How Manchester City could use EU competition law to beat Financial Fair Play rules

Manchester City celebrate their last league title. [VinMinstry/Flickr]

Manchester City Football Club is considering challenging a record-breaking €60 million fine for breaching UEFA’s Financial Fair Play (FFP) rules by using EU competition law to prevent cartels and abuse of market dominance.

Despite Competition Commissioner Joaquín Almunia’s declared support for FFP, the European Commission’s antitrust department will examine any complaint made on its merits, EURACTIV has learnt.

UEFA is European football’s governing body and runs the lucrative Champions League competition. Under FFP, clubs in UEFA competitions were allowed to make losses of about €45 million between 2011-13. City lost about €182 but argue that, when various exceptions are taken into account they narrowly hit the target.

Abu Dhabi-owned City was one of nine football clubs including Qatari-owned Paris St Germain to be charged with breaching the regulations. As well as a fine,  City face having their Champions League squad cut from 25 players to 21.  

Any complaint by City, set a deadline by UEFA of today (9 May) to accept a reduced fine or face stronger penalties, is likely be under EU treaty rules governing abuse of dominant market position and price-fixing, rather than state aid rules.

Article 101 of the Treaty of the Functioning of the EU states that a unilateral action can be anti-competitive. This rule covers decisions by associations, which would arguably include UEFA’s decision to fine City. By fining City, UEFA are giving a competitive advantage to other businesses (other football clubs), lawyers could argue.

Article 102 deals with abuse of dominant market position. City would have to establish what market, likely European football, is being dominated. Because the Champions League is so lucrative for participating clubs, there is a risk those clubs become entrenched as their financial advantage is so strong. It is only through large injections of cash that clubs like City and PSG can break the stranglehold of the established elite.

City could claim that the fine and squad cut constitutes a barrier to entry of the market but the European football market is so large it may be difficult to prove it is dominated by an elite.

Another ground for complaint is that FFP “directly or indirectly imposes unfair purchase,” that it illegally prevents City from trading as it wishes.  

The concept of consumer prejudice also comes under article 102. City could argue that impairing its performance in the Champions League restrict competition with other clubs. That could lead to the established elite raising ticket prices, for example. The commission often looks favourably on consumer arguments, legal experts said.

The complaint is likely to include a number of differing aspects in a bid to convince the commission the case warrants further investigation.

Almunia’s support for FFP

Almunia’s support for FFP is based on the idea that good financial governance would prevent a breach of EU state aid rules.
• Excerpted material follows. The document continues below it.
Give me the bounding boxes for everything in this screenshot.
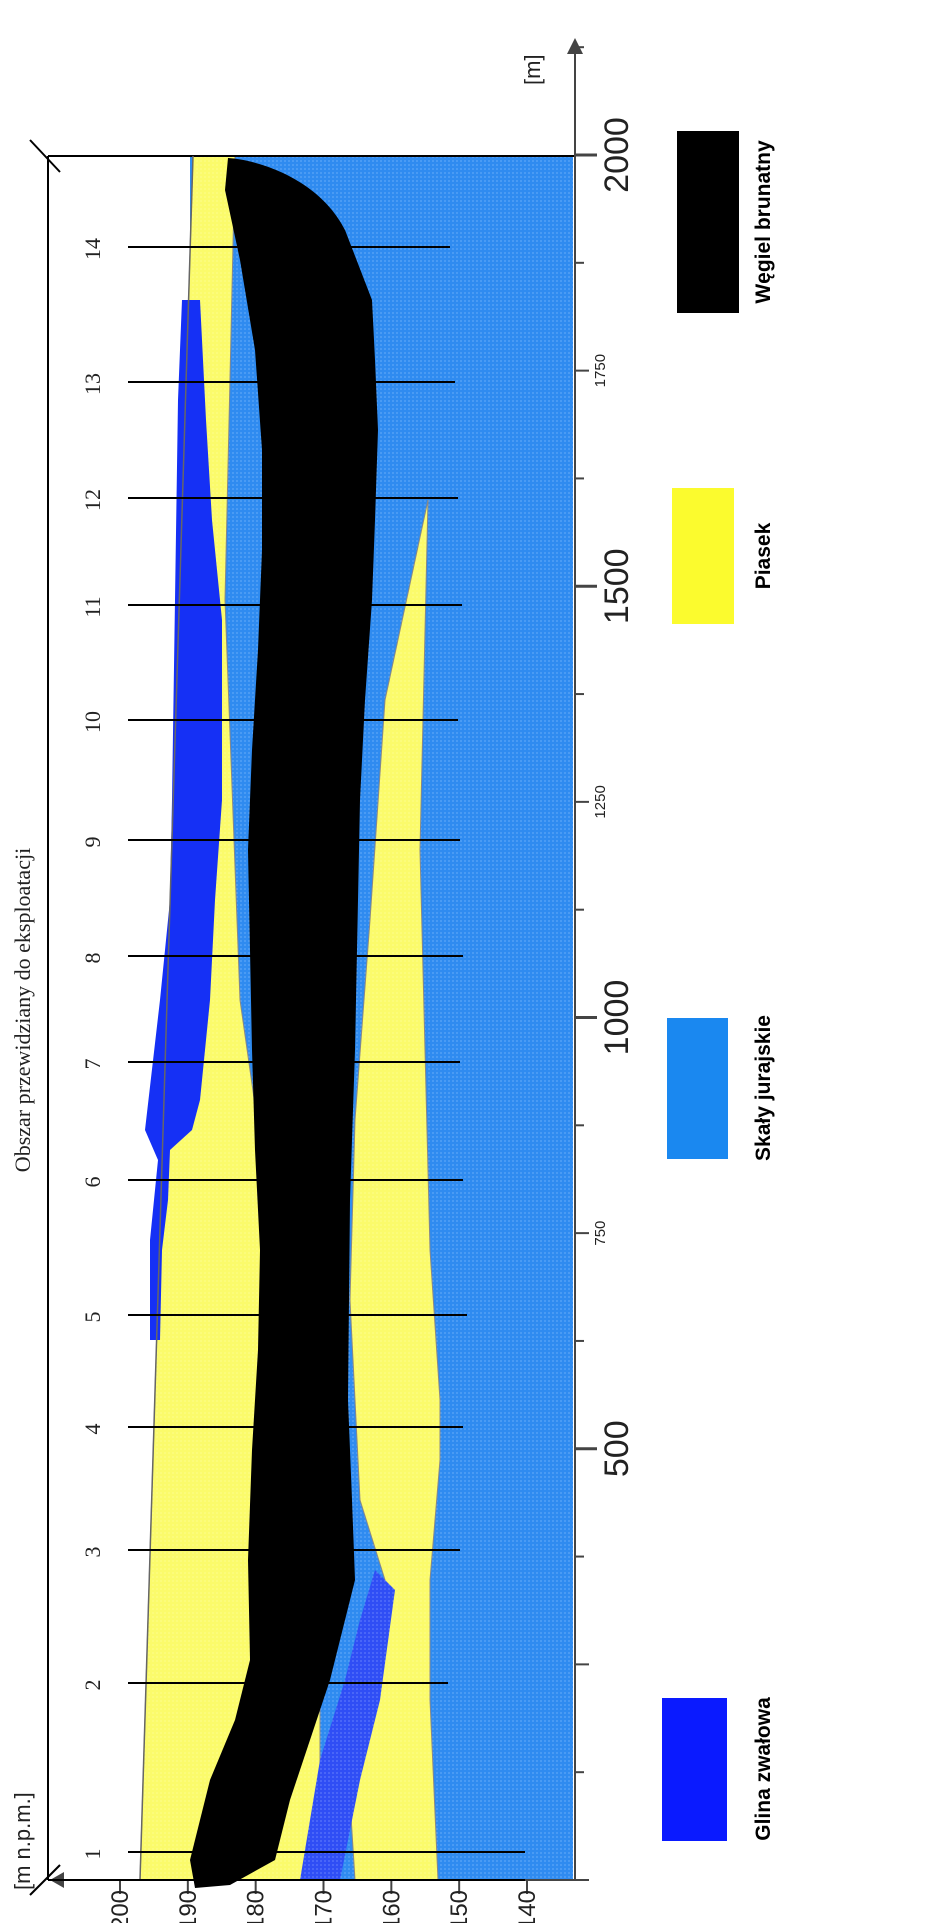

Those rules are designed to prevent competition in the marketplace being distorted by injections of public money.Seven Spanish clubs including Real Madrid and Barcelona and Almunia’s beloved Athletic Bilbao, were charged with breaches of state aid rules in December last year.
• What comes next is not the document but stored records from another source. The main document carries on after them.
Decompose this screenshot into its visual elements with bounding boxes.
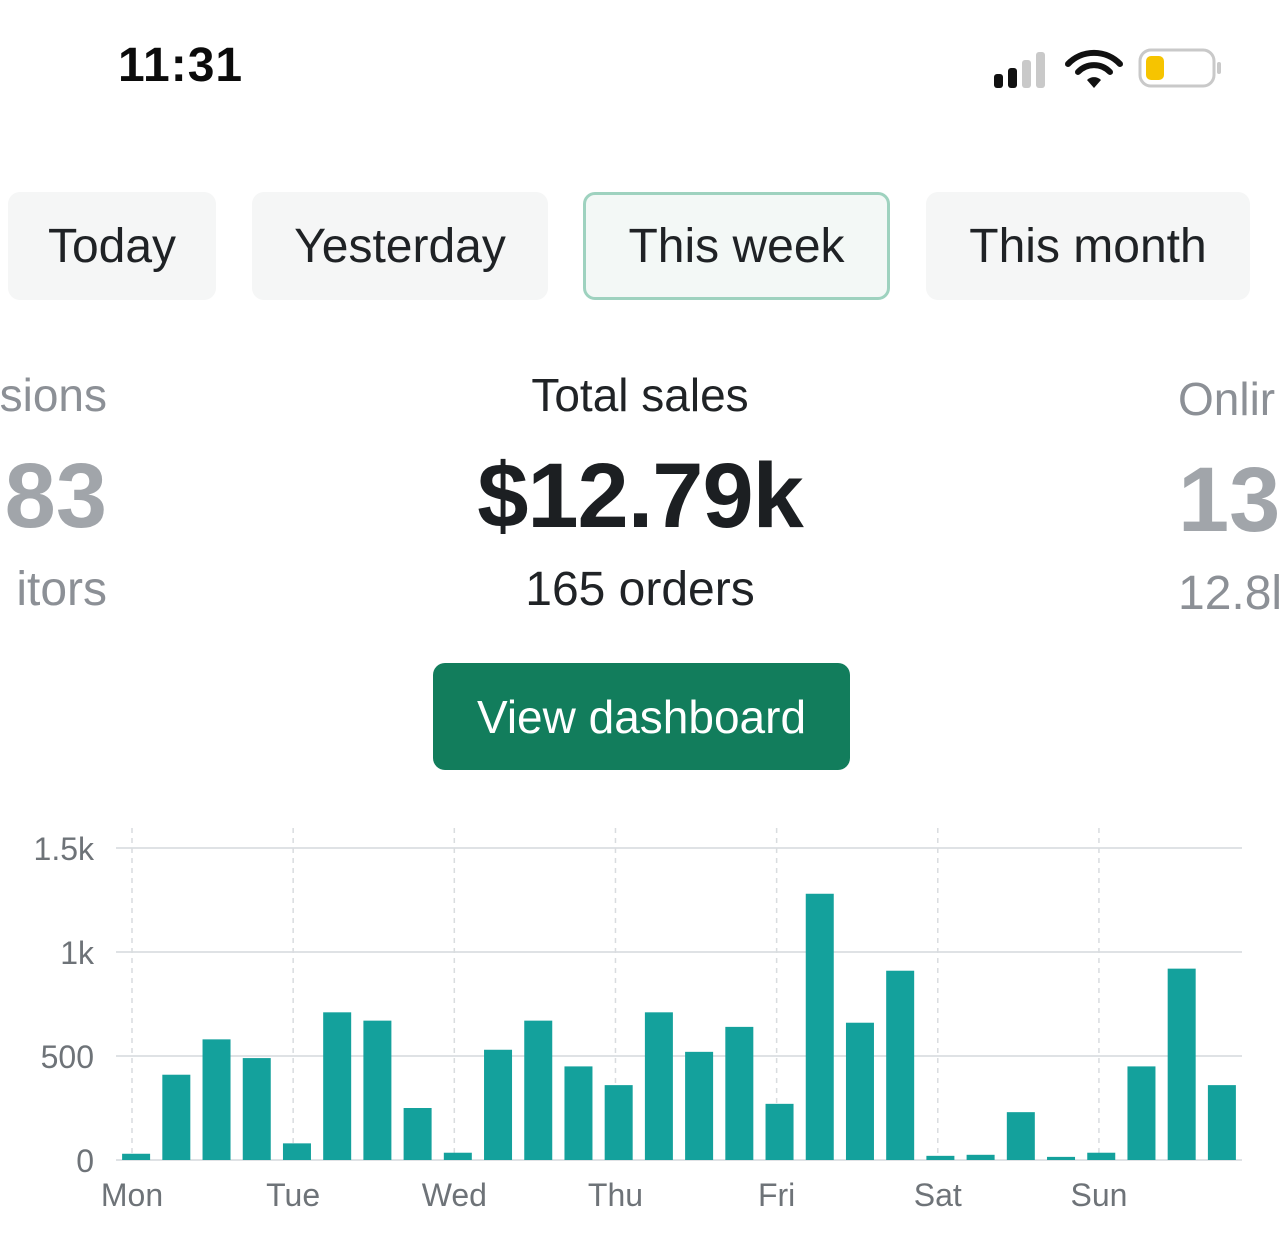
bar (484, 1049, 513, 1160)
bar (725, 1026, 754, 1160)
bar (122, 1153, 151, 1160)
battery-icon (1138, 48, 1221, 88)
bar (564, 1066, 593, 1160)
x-tick-label: Fri (758, 1177, 795, 1213)
bar (443, 1152, 472, 1160)
bar (805, 893, 834, 1160)
sessions-value[interactable]: 83 (4, 445, 107, 547)
sales-bar-chart: 0 500 1k 1.5k Mon Tue Wed Thu Fri Sat Sun (34, 828, 1242, 1213)
bar (1127, 1066, 1156, 1160)
status-icons (994, 48, 1221, 88)
wifi-icon (1065, 49, 1123, 88)
bar (1087, 1152, 1116, 1160)
bar (282, 1143, 311, 1160)
bar (926, 1155, 955, 1160)
online-value[interactable]: 13 (1178, 449, 1280, 551)
x-tick-label: Sun (1070, 1177, 1127, 1213)
bar (644, 1012, 673, 1160)
tab-this-month[interactable]: This month (926, 192, 1250, 300)
bar (966, 1154, 995, 1160)
tab-this-month-label: This month (969, 219, 1207, 273)
tab-this-week[interactable]: This week (583, 192, 890, 300)
view-dashboard-button[interactable]: View dashboard (433, 663, 850, 770)
tab-today[interactable]: Today (8, 192, 216, 300)
bar (845, 1022, 874, 1160)
bar (323, 1012, 352, 1160)
tab-today-label: Today (47, 219, 177, 273)
bar (765, 1103, 794, 1160)
bar (886, 970, 915, 1160)
bar (162, 1074, 191, 1160)
online-label[interactable]: Onlir (1178, 373, 1276, 425)
orders-count: 165 orders (525, 563, 755, 616)
tab-this-week-label: This week (628, 219, 845, 273)
x-tick-label: Wed (422, 1177, 487, 1213)
y-tick-label: 1k (60, 935, 95, 971)
bar (1047, 1156, 1076, 1160)
y-tick-label: 500 (41, 1039, 94, 1075)
total-sales-label: Total sales (531, 369, 749, 421)
total-sales-value: $12.79k (477, 445, 804, 547)
cellular-signal-icon (994, 52, 1045, 88)
tab-yesterday-label: Yesterday (294, 219, 506, 273)
bar (524, 1020, 553, 1160)
bar (1006, 1112, 1035, 1160)
x-tick-label: Tue (266, 1177, 320, 1213)
bar (1167, 968, 1196, 1160)
online-sub[interactable]: 12.8l (1178, 567, 1280, 620)
x-tick-label: Thu (588, 1177, 643, 1213)
bar (403, 1108, 432, 1160)
bar (202, 1039, 231, 1160)
tab-yesterday[interactable]: Yesterday (252, 192, 548, 300)
visitors-label[interactable]: itors (16, 563, 107, 616)
y-tick-label: 0 (76, 1143, 94, 1179)
sessions-label[interactable]: sions (0, 369, 107, 421)
x-tick-label: Mon (101, 1177, 163, 1213)
bar (1207, 1085, 1236, 1160)
x-tick-label: Sat (914, 1177, 962, 1213)
y-tick-label: 1.5k (34, 831, 95, 867)
bar (242, 1058, 271, 1160)
bar (685, 1051, 714, 1160)
bar (604, 1085, 633, 1160)
status-time: 11:31 (118, 39, 244, 92)
bar (363, 1020, 392, 1160)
Almunia will be leaving his post in November when a new European Commission is appointed. His replacement may have a different view on FFP to the Spanish Socialist. The process kick-started by a complaint will likely continue beyond Almunia’s reign, especially if EU officials decide an investigation is warranted.

If the investigation goes City’s way they would be able to take that decision to a national court, and argue for recompense.  Although UEFA is based in Nyon, Switzerland; the Swiss are governed by the same competition laws as EU member states. If UEFA appeals the commission decision, as would be expected, the case could take more than four years to resolve in the European Court of Justice.

PSG yesterday agreed to settle for a €25 million fine, rather than fight the UEFA charge any longer. City’s €42m-a-year sponsorship deal with Etihad and PSG’s200m-a-year contract with the Qatar Tourism Authority were both deemed not to be a valid means for them to balance their books under FFP break-even rules

City, almost certain to claim their second English Premier League title in three years on Sunday, are understood to be furious at being bracketed with the French club. It’s been reported City argue their intention was always to comply with FFP, unlike PSG.

If the club doesn’t reach a deal, it will be referred to European football’s Club Financial Control Body, which  would assess afresh whether the club failed to comply with FFP rules in their 2011-13 accounts and, if so, would likely impose an even sterner penalty.

If City do make a complaint, it will be the second made to the commission against FFP.  Jean-Louis Dupont, the lawyer who successfully challenged football contract laws in the famous Bosman case made a complaint last year. Among his arguments is that FFP reduces revenue for football agents such as his client Belgian Daniel Striani.

Under UEFA's Financial Fair Play rules, football clubs in UEFA competitions were allowed to make losses of about €45 million between 2011-13. City lost about €182 but argue that, when various exceptions are taken into account they narrowly hit the target.Abu Dhabi-owned City was one of nine football clubs including Qatari-owned Paris St Germain to be charged with breaching the regulations. As well as a fine,  City face having their Champions League squad cut from 25 players to 21.  It's been reported City are considering challenging the fine under EU competition law, by complaining to the European Commission.